Apparent limitations of the current investigation are its retrospective nature and the use of a surrogate measure as estimate of pancreatic β-cell function. Nevertheless, among the several indices, the LMTT-DI is a validated, widely accepted measure, taking into account the degree of the patient's insulin sensitivity 12, 13. Previously, we used β-cell function parameters derived from an insulin secretion model [8] that did not account for insulin resistance. In the present work, we have used LMTT-DI and mentioned as alternative a functional parameter ((AUCCp/AUCG) × 1/fasting Cp) that is based on measurement of C-peptide plasma concentrations. It has been claimed that plasma C-peptide more accurately than insulin levels reflects β-cell function [33]. The advantage of measuring C-peptide is that it is cleared in peripheral tissue at a rather constant rate, and it escapes hepatic degradation. Despite the differential kinetics of insulin and C-peptide, our results obtained in the stepwise regression analyses when using either LMTT-DI or (AUCCp/AUCG) × 1/fasting Cp, were comparable. The strength of the investigation is that both glucose profile characteristics and the index of β-cell function were assessed during oral drug withdrawal to largely exclude therapeutic influences. Patients taking TZDs had been excluded, because of long duration of effect after withdrawal.
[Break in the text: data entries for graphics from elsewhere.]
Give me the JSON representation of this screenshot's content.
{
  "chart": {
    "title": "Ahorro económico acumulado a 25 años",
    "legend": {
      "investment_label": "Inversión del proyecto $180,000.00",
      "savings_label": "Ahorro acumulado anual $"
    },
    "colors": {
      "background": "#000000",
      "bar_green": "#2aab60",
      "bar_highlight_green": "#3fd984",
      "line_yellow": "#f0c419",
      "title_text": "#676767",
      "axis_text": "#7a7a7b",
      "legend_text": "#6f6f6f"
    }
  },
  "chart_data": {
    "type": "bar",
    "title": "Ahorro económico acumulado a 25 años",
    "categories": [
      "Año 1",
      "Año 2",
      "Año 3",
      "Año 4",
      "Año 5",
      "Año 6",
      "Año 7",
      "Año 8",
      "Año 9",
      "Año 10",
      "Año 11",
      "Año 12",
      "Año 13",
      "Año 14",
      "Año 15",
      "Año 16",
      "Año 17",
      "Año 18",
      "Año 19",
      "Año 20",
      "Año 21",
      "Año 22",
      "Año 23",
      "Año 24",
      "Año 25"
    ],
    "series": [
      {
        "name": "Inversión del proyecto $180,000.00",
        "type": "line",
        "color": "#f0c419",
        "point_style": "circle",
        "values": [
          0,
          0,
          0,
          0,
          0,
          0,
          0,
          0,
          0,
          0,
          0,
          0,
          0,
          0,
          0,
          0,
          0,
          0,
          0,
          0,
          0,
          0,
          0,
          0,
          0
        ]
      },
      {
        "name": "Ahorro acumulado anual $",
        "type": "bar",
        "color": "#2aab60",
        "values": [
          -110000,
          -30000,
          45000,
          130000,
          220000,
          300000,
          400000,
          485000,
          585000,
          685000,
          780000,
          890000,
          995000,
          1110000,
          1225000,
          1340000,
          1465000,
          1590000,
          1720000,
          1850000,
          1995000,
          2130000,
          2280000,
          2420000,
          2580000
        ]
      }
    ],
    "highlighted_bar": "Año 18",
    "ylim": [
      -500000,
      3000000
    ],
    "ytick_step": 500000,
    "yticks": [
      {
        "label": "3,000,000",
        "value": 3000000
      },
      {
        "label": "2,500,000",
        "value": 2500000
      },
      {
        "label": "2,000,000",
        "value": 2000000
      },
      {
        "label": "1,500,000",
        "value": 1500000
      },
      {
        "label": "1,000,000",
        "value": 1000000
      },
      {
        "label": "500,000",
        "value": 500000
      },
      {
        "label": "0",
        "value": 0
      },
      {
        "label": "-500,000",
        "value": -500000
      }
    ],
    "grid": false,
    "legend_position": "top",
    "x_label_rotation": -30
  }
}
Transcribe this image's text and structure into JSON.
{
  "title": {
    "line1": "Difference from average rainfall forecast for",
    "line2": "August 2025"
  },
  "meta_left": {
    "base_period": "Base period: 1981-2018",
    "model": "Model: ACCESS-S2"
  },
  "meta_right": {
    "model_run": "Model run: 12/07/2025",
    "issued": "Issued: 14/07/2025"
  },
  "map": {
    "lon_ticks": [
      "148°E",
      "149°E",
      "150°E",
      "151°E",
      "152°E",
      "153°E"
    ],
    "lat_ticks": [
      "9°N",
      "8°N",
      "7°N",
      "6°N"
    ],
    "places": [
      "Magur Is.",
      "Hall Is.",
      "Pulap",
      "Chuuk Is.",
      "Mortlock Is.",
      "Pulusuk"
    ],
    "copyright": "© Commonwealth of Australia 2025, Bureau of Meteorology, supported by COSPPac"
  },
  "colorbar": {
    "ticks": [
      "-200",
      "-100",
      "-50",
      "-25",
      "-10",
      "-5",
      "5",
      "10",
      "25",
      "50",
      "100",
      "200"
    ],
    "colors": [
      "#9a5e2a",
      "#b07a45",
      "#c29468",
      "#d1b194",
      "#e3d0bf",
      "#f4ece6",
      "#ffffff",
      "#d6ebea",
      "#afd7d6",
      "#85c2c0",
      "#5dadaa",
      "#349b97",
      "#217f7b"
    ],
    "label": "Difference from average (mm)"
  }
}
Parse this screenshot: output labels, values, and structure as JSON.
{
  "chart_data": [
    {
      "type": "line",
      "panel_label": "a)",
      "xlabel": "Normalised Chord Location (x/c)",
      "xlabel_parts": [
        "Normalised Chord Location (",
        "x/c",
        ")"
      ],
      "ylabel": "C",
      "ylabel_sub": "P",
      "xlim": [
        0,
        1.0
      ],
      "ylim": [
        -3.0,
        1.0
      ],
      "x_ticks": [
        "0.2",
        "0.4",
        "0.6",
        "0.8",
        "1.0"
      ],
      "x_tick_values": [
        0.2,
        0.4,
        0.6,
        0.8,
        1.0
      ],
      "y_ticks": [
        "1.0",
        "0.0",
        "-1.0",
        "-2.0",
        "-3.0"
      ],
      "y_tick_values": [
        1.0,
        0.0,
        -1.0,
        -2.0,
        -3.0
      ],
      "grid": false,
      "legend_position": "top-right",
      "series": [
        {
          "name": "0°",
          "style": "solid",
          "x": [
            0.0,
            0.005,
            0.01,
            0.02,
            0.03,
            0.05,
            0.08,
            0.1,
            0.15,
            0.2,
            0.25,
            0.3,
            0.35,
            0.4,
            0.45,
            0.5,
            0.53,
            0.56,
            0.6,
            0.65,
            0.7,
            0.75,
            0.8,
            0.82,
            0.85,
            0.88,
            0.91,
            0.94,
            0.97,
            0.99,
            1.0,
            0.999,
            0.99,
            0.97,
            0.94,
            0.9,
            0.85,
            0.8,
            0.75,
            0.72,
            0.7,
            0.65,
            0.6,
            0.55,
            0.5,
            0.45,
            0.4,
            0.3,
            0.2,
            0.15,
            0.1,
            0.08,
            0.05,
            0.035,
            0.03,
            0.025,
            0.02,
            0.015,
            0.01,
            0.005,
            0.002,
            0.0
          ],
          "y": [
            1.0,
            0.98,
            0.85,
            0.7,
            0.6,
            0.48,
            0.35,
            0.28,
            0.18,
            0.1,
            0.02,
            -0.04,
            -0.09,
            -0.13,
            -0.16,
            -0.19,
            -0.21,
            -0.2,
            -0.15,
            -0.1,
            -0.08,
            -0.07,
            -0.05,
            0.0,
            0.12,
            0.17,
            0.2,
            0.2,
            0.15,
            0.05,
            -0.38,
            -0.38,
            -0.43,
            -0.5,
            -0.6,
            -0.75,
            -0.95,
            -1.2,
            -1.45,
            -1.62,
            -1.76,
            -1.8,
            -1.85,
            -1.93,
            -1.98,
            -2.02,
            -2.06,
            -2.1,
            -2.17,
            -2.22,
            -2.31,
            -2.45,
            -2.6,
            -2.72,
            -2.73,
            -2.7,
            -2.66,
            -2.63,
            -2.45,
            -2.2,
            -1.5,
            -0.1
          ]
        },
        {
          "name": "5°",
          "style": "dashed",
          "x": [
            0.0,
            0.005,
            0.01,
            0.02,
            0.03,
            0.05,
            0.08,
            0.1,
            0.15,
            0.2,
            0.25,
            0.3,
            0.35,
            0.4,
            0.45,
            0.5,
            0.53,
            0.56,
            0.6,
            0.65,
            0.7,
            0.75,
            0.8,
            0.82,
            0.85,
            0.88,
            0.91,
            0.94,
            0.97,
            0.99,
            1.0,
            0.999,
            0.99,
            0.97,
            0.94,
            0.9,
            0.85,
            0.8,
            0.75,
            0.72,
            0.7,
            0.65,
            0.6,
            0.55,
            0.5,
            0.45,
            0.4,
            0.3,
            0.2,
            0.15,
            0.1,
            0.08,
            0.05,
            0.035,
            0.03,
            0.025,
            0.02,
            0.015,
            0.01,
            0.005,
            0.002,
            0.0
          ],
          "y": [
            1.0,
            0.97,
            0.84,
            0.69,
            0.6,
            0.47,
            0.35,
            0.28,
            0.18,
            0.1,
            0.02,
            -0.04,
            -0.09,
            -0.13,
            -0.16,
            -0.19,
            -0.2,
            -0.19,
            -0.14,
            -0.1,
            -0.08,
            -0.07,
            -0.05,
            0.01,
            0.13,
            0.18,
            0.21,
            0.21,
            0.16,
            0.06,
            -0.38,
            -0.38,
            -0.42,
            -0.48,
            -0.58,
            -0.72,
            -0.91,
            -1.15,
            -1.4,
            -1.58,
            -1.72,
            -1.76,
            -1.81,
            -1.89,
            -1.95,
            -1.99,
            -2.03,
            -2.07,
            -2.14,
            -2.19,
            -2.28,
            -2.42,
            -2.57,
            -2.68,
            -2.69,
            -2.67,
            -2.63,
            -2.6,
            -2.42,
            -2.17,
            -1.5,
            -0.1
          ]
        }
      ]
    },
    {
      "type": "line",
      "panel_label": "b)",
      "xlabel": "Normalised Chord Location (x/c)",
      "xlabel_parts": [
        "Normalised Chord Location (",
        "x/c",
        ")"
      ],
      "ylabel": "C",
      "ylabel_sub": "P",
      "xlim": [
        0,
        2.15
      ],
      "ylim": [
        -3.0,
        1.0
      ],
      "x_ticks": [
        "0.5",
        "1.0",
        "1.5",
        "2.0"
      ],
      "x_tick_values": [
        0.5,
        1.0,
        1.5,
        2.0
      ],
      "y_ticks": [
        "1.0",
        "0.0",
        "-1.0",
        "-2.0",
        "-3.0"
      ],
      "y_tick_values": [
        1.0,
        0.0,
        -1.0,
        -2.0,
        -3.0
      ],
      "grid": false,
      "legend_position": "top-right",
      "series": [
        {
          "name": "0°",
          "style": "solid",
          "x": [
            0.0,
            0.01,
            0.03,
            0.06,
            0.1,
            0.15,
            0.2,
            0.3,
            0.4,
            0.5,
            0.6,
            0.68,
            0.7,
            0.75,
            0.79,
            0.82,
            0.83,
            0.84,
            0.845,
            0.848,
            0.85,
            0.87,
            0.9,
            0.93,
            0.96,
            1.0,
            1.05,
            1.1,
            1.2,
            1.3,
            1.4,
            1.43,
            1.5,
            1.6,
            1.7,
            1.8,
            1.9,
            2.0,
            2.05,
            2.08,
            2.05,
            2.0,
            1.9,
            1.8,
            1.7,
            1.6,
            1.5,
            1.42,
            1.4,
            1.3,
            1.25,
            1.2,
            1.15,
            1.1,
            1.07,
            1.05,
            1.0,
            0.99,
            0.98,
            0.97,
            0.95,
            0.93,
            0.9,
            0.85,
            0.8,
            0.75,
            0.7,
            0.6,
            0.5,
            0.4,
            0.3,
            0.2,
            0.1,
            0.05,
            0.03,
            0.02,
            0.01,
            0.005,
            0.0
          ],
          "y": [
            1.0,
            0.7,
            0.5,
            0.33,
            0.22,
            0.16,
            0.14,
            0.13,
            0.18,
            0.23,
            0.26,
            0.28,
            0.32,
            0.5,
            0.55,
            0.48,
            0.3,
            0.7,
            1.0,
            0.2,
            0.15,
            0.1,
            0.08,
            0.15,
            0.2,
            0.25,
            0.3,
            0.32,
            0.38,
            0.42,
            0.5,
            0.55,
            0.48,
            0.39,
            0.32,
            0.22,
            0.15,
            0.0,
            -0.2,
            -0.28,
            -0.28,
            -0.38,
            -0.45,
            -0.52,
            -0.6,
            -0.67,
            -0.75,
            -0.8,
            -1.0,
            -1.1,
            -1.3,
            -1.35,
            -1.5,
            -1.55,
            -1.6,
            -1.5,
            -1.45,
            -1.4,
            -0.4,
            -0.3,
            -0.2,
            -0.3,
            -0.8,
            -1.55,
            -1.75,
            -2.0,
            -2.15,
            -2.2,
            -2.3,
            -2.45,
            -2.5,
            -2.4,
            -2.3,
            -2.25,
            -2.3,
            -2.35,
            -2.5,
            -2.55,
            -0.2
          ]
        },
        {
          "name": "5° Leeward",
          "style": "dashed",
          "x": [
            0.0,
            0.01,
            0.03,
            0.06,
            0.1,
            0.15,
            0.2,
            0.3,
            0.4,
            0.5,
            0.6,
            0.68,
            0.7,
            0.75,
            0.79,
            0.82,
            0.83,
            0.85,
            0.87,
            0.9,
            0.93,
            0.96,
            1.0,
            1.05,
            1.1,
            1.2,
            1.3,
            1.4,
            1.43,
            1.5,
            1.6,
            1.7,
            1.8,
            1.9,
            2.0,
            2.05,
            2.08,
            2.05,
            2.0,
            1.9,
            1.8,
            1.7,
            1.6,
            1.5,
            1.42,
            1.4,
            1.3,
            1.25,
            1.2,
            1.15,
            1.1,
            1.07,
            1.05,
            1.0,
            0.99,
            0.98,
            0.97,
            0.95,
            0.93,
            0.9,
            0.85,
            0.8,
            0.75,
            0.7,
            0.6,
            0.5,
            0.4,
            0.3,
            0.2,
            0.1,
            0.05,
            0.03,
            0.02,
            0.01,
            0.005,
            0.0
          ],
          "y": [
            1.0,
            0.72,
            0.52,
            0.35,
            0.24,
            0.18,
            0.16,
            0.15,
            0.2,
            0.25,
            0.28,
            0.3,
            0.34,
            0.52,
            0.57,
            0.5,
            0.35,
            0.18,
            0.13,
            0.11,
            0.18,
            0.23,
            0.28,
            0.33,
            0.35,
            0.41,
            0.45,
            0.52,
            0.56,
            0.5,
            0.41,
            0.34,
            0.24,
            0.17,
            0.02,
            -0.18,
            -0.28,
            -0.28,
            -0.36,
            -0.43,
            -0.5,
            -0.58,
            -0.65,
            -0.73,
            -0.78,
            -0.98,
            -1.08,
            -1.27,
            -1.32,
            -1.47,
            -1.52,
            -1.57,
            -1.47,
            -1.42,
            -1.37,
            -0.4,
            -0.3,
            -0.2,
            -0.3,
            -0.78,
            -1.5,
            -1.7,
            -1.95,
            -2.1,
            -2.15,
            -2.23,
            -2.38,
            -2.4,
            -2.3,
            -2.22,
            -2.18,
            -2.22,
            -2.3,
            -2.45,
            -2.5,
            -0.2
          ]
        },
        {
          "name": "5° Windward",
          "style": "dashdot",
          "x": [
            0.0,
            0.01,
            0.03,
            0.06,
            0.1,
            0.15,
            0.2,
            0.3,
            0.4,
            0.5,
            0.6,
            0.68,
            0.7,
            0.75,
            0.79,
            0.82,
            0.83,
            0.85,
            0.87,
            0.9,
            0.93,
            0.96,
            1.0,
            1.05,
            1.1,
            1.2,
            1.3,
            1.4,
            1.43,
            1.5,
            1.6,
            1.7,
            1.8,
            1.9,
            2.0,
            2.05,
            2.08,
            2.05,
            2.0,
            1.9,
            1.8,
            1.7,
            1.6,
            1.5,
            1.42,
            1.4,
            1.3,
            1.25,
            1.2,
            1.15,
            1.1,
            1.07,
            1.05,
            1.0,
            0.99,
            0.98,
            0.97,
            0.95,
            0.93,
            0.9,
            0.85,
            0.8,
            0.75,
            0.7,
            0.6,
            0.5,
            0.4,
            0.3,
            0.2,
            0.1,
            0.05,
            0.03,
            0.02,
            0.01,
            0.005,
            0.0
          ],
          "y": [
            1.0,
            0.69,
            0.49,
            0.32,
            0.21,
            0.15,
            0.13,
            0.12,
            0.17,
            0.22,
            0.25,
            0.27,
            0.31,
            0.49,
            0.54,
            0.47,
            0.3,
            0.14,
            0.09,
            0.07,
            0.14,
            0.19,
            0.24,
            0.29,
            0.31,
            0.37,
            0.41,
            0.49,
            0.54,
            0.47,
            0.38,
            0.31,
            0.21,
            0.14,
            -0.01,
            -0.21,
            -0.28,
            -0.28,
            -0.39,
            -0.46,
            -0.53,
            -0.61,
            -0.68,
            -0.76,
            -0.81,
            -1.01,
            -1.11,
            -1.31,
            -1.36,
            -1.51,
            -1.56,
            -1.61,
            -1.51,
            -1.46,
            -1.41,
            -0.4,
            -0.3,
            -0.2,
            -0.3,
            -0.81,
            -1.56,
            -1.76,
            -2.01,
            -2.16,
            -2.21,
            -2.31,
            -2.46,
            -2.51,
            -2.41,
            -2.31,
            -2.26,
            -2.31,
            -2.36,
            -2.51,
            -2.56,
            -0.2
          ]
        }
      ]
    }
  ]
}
In summary, we demonstrate the existence of close inverse linear and curvilinear relationships between dynamic glucose profile characteristics and β-cell dysfunction in non-insulin treated patients with type 2 diabetes. Deterioration in glucose dynamics is partly a reflection of the defective β-cell; however, variability metrics such as MAGE are more strongly affected by the residual β-cell function than those of intrinsic dynamics such as long-range negative correlation. The missing correlation between the ACF exponent and the LMTT-DI indicates that linear predictability of glucose is independent of the residual β-cell function. Our results further support the view that maintaining residual β-cell function is most important to prevent derangement of glucose dynamics. Clinical trials are necessary to clarify whether therapies targeted at β-cell status may reduce decomplexification and variability in glycemic profiles and thus improve diabetes control.

Supplementary Table 1

Correlation matrix for β-cell function as measured by the liquid meal tolerance test-based disposition index and different characteristics of glycemic stability

	LMTT-DI	Diabetes duration	DFA exponent α1	DFA exponent α2	ACF coefficient γ	SD	MAGE	Mean glucose	HbA1c
LMTT-DI	1
Diabetes duration	−0.23	1
DFA exponent α1	−0.275*	−0.04	1
DFA exponent α2	−0.437†	0.24	0.07	1
AFC coefficient γ	0.18	0.08	−0.724†	0.05	1
SD	−0.601†	0.23	0.400*	0.578†	−0.22	1
MAGE	−0.597†	0.269	0.416*	0.583†	−0.24	0.923†	1
Mean glucose	−0.779†	0.480†	0.18	0.470*	−0.16	0.638†	0.638†	1
HbA1c	−0.580†	0.25	0.06	0.397*	−0.10	0.453†	0.393*	0.673†	1

The Pearson correlation coefficients (r) are shown. p values (two-sided) are *<0.01 and †<0.001. ACF: autocorrelation function; DFA: detrended fluctuation analysis; LMTT-DI: liquid meal tolerance test-based disposition index; MAGE: mean amplitude of glycemic excursions; SD: standard deviation of mean glucose.